The 1894 near-pandemic is attributed to replacement of sailing ships with steamships. The sailing ships took so long to make their journeys that epidemics on board would burn themselves out by the time the destination was reached. But the steamships were larger and could sustain a larger rat population that survived the shorter journey to the New World. Flea-infected rats were thus delivered from Canton and Hong Kong at the turn of the 20th century, but quarantine measures eventually brought this plague under control.

The first record of plague being spread intentionally dates from a 14th century Tartan army catapulting plague-ridden bodies over the city walls of Kaffa in the Crimea. After World War II, the Soviets discovered evidence of plague as a bioweapon in a Japanese facility in Manchuria. The Japanese at first had tried to drop bacterial bombs, but they found that the microbes did not survive the explosions. So instead, they developed porcelain containers that harbored fleas, dropping billions of the infected insects over rural China, killing thousands of people. The Japanese also reportedly infected U.S. and British prisoners of war. So impressed were the Soviets with the Japanese facility that they used it as a model for their own bioweapon program, called Biopreparat.1 Thanks to its history, plague was a prime candidate. "The weaponized, pneumonic form would spread from person to person particularly effectively. It would be undetected for a short time, then spread. Most weaponized kinds need to be spread by aerosols," says Jack Dixon, the Minor J. Coon professor of biological chemistry at the University of Michigan in Ann Arbor. As if pneumonic plague is not horrific enough, the Soviets genetically modified the bacterium to produce a myelin toxin that caused paralysis, according to Ken Alibek,2 who was part of the program but defected to the United States. The Soviet Union collapsed before this new deadlier plague could be pursued.

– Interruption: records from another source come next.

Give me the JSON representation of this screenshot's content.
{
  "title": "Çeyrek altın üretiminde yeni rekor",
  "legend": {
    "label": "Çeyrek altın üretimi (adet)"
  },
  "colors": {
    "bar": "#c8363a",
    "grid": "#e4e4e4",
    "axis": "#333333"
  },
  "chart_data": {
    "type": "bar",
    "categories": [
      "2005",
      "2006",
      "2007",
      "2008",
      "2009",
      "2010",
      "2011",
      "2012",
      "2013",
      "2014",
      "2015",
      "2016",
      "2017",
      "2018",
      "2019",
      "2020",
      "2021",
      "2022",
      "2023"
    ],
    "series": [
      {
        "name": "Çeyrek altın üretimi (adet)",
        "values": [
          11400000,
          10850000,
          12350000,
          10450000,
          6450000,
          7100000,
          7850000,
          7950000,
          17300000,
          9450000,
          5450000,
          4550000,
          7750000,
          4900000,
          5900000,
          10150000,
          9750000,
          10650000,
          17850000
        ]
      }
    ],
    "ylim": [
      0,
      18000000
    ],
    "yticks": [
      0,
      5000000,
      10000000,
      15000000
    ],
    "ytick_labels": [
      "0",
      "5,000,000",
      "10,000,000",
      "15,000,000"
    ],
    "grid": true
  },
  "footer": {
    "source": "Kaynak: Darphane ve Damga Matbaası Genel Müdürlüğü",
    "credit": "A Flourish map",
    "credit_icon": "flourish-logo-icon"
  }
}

In this new age of bioterrorism, the ability to engineer ever-more-lethal pathogens leads to the question of whether publishing genome sequence information can be subverted to create more virulent bioweapons. "This is a touchy and difficult question. Society has paid a price for opening Pandora's box, but in the long term, the open exchange of scientific information for the public good far outweighs prices we've had to pay. If we do the alternative, close everything down, many more lives will be lost to the lack of advances in biomedical research," says Bruno Sobral, director of the Virginia Bioinformatics Institute in Blacksburg.

-Ricki Lewis
1. Ken Alibek. Biohazard, New York: Delta Trade Paperbacks, 1999.

2. T. Hollon, "Ken Alibek: For the biodefense," The Scientist, 14[8]:18, April 17, 2000.